Iron ore exports deaf to FM tune

Finance minister P Chidambaram’s Budget proposal of levying an export duty on iron ore has failed to achieve its intended objective.

NEW DELHI: Finance minister P Chidambaram’s Budget proposal of levying an export duty on iron ore has failed to achieve its intended objective of checking exports. Iron ore exports are expected to rise by nearly 35% in March, compared to the exports in the previous month.

According to official data (Indian Port Association and state maritime board), 6.3 million tonnes of iron ore has been exported from eight major and three minor ports of the country up to March 15 this year.

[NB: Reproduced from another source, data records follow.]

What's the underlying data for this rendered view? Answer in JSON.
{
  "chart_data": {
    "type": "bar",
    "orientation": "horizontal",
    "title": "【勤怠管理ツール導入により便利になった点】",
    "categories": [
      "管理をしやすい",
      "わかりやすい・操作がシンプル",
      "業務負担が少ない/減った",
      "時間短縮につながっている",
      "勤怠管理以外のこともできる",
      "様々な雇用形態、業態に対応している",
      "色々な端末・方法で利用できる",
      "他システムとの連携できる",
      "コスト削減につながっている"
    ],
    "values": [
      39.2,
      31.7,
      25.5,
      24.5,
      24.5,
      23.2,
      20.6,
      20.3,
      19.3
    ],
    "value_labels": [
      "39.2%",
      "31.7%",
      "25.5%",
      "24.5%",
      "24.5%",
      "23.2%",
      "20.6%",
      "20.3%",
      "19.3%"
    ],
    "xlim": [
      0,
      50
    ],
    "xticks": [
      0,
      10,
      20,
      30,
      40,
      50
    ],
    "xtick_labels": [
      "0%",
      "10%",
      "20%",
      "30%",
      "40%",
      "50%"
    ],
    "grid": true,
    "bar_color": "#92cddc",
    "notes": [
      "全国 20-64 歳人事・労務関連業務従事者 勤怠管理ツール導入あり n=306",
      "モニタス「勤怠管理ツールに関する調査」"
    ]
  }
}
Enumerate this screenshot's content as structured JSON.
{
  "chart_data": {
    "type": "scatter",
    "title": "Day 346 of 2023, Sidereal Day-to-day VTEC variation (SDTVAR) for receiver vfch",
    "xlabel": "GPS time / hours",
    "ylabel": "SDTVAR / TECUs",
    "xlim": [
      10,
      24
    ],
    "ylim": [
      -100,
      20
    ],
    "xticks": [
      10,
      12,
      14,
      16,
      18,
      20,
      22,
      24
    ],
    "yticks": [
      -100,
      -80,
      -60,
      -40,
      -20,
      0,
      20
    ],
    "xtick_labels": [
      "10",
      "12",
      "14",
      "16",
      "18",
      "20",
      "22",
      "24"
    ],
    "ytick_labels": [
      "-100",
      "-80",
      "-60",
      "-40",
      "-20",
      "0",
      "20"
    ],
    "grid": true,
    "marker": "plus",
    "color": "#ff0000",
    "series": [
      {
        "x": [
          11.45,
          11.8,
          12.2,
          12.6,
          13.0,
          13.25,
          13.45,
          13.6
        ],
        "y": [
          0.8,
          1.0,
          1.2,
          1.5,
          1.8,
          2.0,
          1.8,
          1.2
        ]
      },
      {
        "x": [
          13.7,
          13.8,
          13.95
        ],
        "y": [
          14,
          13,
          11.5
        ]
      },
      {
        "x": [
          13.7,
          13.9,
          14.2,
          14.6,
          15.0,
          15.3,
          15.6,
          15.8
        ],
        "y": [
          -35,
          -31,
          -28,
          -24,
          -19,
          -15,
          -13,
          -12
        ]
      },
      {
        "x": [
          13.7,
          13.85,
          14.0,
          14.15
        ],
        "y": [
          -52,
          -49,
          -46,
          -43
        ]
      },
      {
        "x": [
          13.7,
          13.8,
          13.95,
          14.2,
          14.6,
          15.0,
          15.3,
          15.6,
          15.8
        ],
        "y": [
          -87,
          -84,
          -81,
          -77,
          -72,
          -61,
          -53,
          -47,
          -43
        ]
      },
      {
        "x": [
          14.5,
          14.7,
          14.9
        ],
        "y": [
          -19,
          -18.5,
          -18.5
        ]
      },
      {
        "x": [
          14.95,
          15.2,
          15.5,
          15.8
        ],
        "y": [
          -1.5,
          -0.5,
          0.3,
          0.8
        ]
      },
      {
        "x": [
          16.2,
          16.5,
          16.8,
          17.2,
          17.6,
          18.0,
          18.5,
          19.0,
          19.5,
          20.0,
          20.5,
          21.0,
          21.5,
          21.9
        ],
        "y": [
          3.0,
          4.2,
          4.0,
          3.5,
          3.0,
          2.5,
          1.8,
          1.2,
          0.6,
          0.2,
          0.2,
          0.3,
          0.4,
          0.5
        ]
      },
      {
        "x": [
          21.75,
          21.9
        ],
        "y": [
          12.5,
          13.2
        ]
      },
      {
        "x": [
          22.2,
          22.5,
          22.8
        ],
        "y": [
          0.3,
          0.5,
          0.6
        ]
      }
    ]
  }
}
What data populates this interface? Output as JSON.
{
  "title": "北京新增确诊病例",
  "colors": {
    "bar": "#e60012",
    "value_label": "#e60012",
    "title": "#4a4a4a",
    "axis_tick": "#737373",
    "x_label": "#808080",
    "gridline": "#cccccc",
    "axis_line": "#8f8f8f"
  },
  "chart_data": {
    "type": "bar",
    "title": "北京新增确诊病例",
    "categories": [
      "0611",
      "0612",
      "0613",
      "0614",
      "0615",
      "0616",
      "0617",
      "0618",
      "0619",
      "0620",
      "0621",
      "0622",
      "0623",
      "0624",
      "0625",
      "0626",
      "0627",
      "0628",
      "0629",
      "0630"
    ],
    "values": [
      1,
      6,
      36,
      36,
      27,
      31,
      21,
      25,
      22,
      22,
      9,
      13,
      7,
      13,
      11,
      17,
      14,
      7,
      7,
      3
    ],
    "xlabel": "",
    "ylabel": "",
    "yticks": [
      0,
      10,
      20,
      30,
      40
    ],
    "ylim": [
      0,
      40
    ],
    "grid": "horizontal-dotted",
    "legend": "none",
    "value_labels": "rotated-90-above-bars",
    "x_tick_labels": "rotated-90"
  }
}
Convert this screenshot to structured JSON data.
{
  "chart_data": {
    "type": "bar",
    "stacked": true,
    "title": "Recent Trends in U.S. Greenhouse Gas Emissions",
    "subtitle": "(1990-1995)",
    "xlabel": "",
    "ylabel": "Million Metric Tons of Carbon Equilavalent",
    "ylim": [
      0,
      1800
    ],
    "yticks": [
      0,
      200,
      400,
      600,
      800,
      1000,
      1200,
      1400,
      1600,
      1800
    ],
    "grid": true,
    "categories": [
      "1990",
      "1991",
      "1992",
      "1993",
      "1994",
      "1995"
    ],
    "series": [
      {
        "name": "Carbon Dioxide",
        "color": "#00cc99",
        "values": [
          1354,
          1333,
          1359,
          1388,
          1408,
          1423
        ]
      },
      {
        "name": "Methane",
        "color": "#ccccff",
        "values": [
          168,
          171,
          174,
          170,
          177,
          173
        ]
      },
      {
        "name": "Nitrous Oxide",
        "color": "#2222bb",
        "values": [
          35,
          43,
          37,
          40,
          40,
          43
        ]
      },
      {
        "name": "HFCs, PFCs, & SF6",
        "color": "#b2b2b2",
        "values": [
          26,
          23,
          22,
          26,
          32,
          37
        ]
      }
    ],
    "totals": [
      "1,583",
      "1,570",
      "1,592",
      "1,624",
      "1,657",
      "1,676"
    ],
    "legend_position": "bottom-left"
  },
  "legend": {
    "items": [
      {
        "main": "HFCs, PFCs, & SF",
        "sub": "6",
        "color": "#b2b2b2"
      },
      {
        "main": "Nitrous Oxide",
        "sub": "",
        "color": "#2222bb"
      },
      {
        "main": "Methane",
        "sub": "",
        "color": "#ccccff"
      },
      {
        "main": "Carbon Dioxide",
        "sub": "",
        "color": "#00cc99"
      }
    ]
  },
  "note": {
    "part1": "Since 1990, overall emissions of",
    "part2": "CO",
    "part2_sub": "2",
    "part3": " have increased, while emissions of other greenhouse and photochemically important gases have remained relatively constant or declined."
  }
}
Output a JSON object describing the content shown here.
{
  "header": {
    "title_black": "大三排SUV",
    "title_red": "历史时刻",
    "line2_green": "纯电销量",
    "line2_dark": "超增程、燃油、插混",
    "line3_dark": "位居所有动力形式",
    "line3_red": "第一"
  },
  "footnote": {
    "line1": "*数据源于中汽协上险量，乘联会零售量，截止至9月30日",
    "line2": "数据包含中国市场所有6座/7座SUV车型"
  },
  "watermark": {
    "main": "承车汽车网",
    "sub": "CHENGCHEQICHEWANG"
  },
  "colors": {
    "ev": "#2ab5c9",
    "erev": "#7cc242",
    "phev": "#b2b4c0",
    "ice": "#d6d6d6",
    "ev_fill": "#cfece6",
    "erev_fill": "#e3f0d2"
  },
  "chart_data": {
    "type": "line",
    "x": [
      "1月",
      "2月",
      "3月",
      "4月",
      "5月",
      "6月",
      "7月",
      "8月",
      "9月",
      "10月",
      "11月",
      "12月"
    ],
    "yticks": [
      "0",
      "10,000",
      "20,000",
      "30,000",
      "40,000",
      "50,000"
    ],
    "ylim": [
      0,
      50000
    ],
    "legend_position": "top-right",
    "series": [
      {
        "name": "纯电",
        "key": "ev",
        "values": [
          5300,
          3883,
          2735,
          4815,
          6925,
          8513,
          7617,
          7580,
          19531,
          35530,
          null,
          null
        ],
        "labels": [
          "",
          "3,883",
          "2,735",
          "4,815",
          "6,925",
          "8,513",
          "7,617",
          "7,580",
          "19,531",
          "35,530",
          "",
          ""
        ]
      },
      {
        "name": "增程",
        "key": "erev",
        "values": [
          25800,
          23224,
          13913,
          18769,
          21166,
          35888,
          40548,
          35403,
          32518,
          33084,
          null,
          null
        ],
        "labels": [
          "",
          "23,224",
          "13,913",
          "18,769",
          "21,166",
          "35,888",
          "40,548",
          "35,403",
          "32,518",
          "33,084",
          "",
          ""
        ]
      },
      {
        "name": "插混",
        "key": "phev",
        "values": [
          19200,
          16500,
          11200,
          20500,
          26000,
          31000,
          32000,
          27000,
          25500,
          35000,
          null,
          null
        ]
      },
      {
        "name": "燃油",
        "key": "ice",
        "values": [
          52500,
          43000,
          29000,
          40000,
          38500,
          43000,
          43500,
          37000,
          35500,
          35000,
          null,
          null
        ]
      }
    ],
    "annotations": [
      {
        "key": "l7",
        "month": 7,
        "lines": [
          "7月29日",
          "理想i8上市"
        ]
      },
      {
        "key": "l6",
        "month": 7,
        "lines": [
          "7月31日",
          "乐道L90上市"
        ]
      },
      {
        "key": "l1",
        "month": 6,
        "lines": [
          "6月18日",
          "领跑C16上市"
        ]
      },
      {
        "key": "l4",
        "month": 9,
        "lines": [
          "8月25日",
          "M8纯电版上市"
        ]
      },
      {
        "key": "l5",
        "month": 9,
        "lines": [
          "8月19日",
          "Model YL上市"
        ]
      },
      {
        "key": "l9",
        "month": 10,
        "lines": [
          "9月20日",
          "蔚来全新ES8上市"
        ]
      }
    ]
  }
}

With this growth, total exports of iron ore are expected to be about 12.6 million tonnes in March, compared to 9.7 million tonnes of exports in February, president of Indian Steel Alliance (ISA) Moosa Raza told reporters here. The Budget had proposed an export duty of Rs 300 per tonne on all types of iron ore to check exports and encourage value addition. “While the levy is a symbolic gesture, it may be noted that the standalone mining companies would increase their profits as iron ore prices will increase by Rs 450 per tonne in fiscal 2007-08,” Raza said while addressing a steel industry meet.

The mining industry, however, has a different explanation for the spurt in exports. “Since March is the last month of the financial year, every year during this month there is maximum nomination of vessels and higher exports. But the export duty has already impacted the eastern sector, where transportation of ore by road has come to a standstill,” secretary general of Federation of Indian Mineral Industries (FIMI) RK Sharma told ET. Meanwhile, major associations of the steel industry, including industry body Assocham, submitted a memorandum to UPA chairperson Sonia Gandhi on Monday seeking a freeze (quantitative restriction) on iron ore exports at the current level of about 90 million tonnes.

Besides the freeze, the memorandum has sought a complete phase-out of ore exports by 2011 by reducing exports by 15% per annum beginning 2007-08. The steel industry has promised that the entire quantity of ore diverted to the domestic market would be absorbed by the local steel producers and job losses, if any, would also be absorbed. Besides, the industry is also ready to negotiate iron ore prices with mining companies.